ALBUQUERQUE, N.M. — Modern movie superheroes rescue hostages by evading hailstorms of bullets and harming only evil-doers who resist.
In the flesh-and-blood world, people who sign on to be cops — whether city, state or FBI — need extensive training to make the split-second judgments that would protect themselves, rescue the innocent, and disarm or disable hostage-takers.
To widen access to such training, lessen its cost yet broaden its focus, a virtual reality simulation that allows two-person law enforcement teams to grip guns, don virtual reality glasses, and burst into the harsh environment of hostage-takers and their victims has been created in prototype by researchers at Sandia National Laboratories.
The simulation, called VRaptor, was demonstrated at the IEEE’s Virtual Reality Annual International Symposium, held in Albuquerque in early March.
A participant’s job is to determine who are the hostages and save them, take prisoner those kidnappers who surrender, and shoot those who fire weapons.
“It’s less like a video game and more like a flight simulator,” said Sharon Stansfield, who leads the Sandia project. “It familiarizes law enforcement teams with scenarios.”
Four virtual reality characters — two men, two women — are sitting, standing or lying in a room when a law enforcement team breaks in through a wall or door, delivering a concussion grenade.
The scenario, constructed with input from the FBI, is a sparsely furnished apartment — kitchen table, chairs, living room couch, and an empty bookcase.
Human participants are monitored by sensors placed on their backs and hands.

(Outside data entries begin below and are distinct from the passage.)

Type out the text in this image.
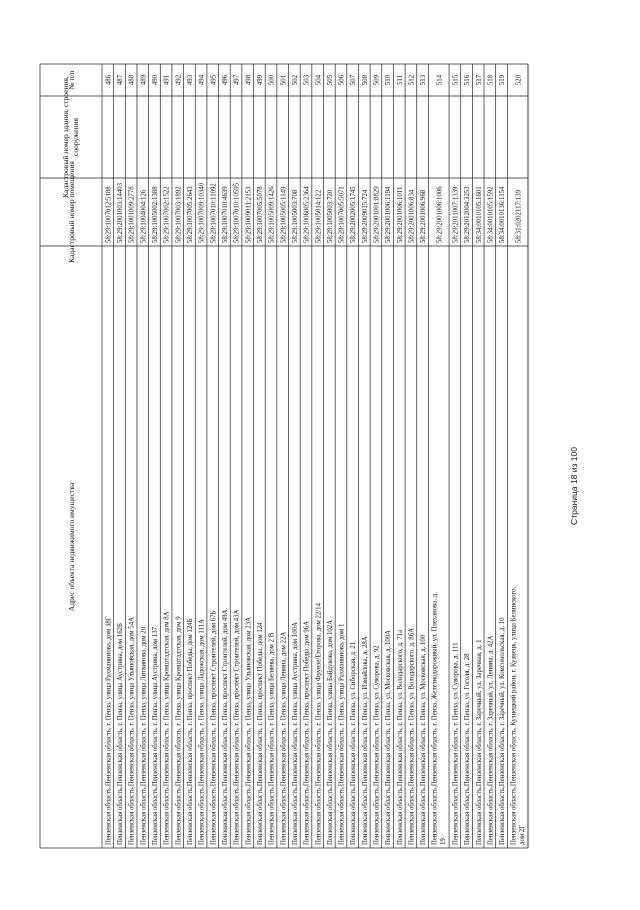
№ п/п
Кадастровый номер здания, строения, сооружения
Кадастровый номер помещения
Адрес объекта недвижимого имущества
486
58:29:1007012:5188
Пензенская область,Пензенская область, г. Пенза, улица Рахманинова, дом 38Г
487
58:29:2001003:14403
Пензенская область,Пензенская область, г. Пенза, улица Аустрина, дом 162Б
488
58:29:1001009:2778
Пензенская область,Пензенская область, г. Пенза, улица Ульяновская, дом 54А
489
58:29:1004004:126
Пензенская область,Пензенская область, г. Пенза, улица Литвинова, дом 20
490
58:29:1005002:1388
Пензенская область,Пензенская область, г. Пенза, улица Аустрина, дом 137
491
58:29:1007002:1522
Пензенская область,Пензенская область, г. Пенза, улица Кронштадтская, дом 8А
492
58:29:1007003:1892
Пензенская область,Пензенская область, г. Пенза, улица Кронштадтская, дом 9
493
58:29:1007005:2643
Пензенская область,Пензенская область, г. Пенза, проспект Победы, дом 124Б
494
58:29:1007009:10340
Пензенская область,Пензенская область, г. Пенза, улица Ладожская, дом 111А
495
58:29:1007010:11092
Пензенская область,Пензенская область, г. Пенза, проспект Строителей, дом 67Б
496
58:29:1007010:4639
Пензенская область,Пензенская область, г. Пенза, проспект Строителей, дом 49А
497
58:29:1007010:10595
Пензенская область,Пензенская область, г. Пенза, проспект Строителей, дом 43А
498
58:29:1009011:2153
Пензенская область,Пензенская область, г. Пенза, улица Ульяновская, дом 23А
499
58:29:1007005:5078
Пензенская область,Пензенская область, г. Пенза, проспект Победы, дом 124
500
58:29:1005009:1426
Пензенская область,Пензенская область, г. Пенза, улица Беляева, дом 2 В
501
58:29:1005005:1149
Пензенская область,Пензенская область, г. Пенза, улица Ленина, дом 22А
502
58:29:1005003:708
Пензенская область,Пензенская область, г. Пенза, улица Аустрина, дом 100А
503
58:29:1006005:2364
Пензенская область,Пензенская область, г. Пенза, проспект Победы, дом 96А
504
58:29:1005014:122
Пензенская область,Пензенская область, г. Пенза, улица Фрунзе/Егорова, дом 22/14
505
58:29:1005003:720
Пензенская область,Пензенская область, г. Пенза, улица Байдукова, дом 102А
506
58:29:1007005:5071
Пензенская область,Пензенская область, г. Пенза, улица Рахманинова, дом 1
507
58:29:2002005:1745
Пензенская область,Пензенская область, г. Пенза, ул. Сиборская, д. 21
508
58:29:2009015:724
Пензенская область,Пензенская область, г. Пенза, ул. Измайлова, д. 28А
509
58:29:2001001:8829
Пензенская область,Пензенская область, г. Пенза, ул. Суворова, д. 92
510
58:29:2001006:1194
Пензенская область,Пензенская область, г. Пенза, ул. Московская, д. 100А
511
58:29:2001006:1011
Пензенская область,Пензенская область, г. Пенза, ул. Володарского, д. 71а
512
58:29:2001006:834
Пензенская область,Пензенская область, г. Пенза, ул. Володарского, д. 86А
513
58:29:2001006:968
Пензенская область,Пензенская область, г. Пенза, ул. Московская, д. 100
514
58:29:2001006:1006
Пензенская область,Пензенская область, г. Пенза, Железнодорожный, ул. Плеханова, д. 19
515
58:29:2011007:1339
Пензенская область,Пензенская область, г. Пенза, ул. Суворова, д. 111
516
58:29:2012004:3253
Пензенская область,Пензенская область, г. Пенза, ул. Гоголя, д. 28
517
58:34:0010105:1601
Пензенская область,Пензенская область, г. Заречный, ул. Заречная, д. 1
518
58:34:0010105:1592
Пензенская область,Пензенская область, г. Заречный, ул. Ленина, д. 42А
519
58:34:0010136:1154
Пензенская область,Пензенская область, г. Заречный, ул. Комсомольская, д. 10
520
58:31:0202117:139
Пензенская область,Пензенская область, Кузнецкий район, г. Кузнецк, улица Белинского, дом 2Г
Страница 18 из 100
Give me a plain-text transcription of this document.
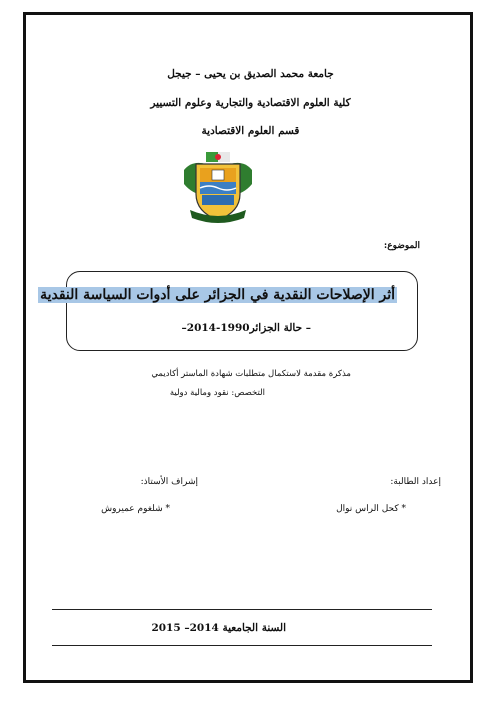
جامعة محمد الصديق بن يحيى – جيجل
كلية العلوم الاقتصادية والتجارية وعلوم التسيير
قسم العلوم الاقتصادية
الموضوع:
أثر الإصلاحات النقدية في الجزائر على أدوات السياسة النقدية
– حالة الجزائر1990-2014–
مذكرة مقدمة لاستكمال متطلبات شهادة الماستر أكاديمي
التخصص: نقود ومالية دولية
إعداد الطالبة:
إشراف الأستاذ:
* كحل الراس نوال
* شلغوم عميروش
السنة الجامعية 2014– 2015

Signals from this electronic equipment determine the perspectives through which each participant sees events. Humans are represented in the scenario by graphical figures.
Just as a flight simulator may not distinguish between types of trees lining a runway but clarifies relevant details like the line of the horizon, VRaptor does not offer detailed images of people or furniture but provides the most important visual clues — a falling or rising body, lifted arms, an outthrust weapon.
“The advantage is that multiple human participants can appear in embodied forms within a common, shared virtual environment,” says Sandia researcher Dan Shawver. “They can experience situations in which they otherwise would have no opportunity to practice effective responses.”
Outcomes are unpredictable because the sequences are not preprogrammed. The roles and behaviors of the characters are decided by a human trainer for each session. The graphics are computed in realtime. Unlike a video game there’s no higher ‘level’ to which to progress, and there’s no way to get familiar with the game enough to memorize its outcomes, says Stansfield.
“We feel our model represents an improvement over current law enforcement training methods in ‘shoot houses,’ ” says Stansfield. “Shoot houses allow agents to use real guns to fire on mannequins, but the mannequins don’t do anything, they’re just there.” Some cardboard mannequins do pop up, but that’s all they do.
VRaptor is an acronym for virtual reality assault planning, training, or rehearsal. The program as it becomes more complicated may eventually be used for evaluating assault plans, training for a variety of rescue circumstances, or rehearsing a particular scenario.
The work is in its second year of funding by Sandia’s Laboratory-Directed Research and Development program, which finances speculative defense-related research.
Sandia is a multiprogram DOE laboratory, operated by a subsidiary of Lockheed Martin Corp. With main facilities in Albuquerque, N.M., and Livermore, Calif., Sandia has major research and development responsibilities in national security, energy, and environmental technologies and economic competitiveness.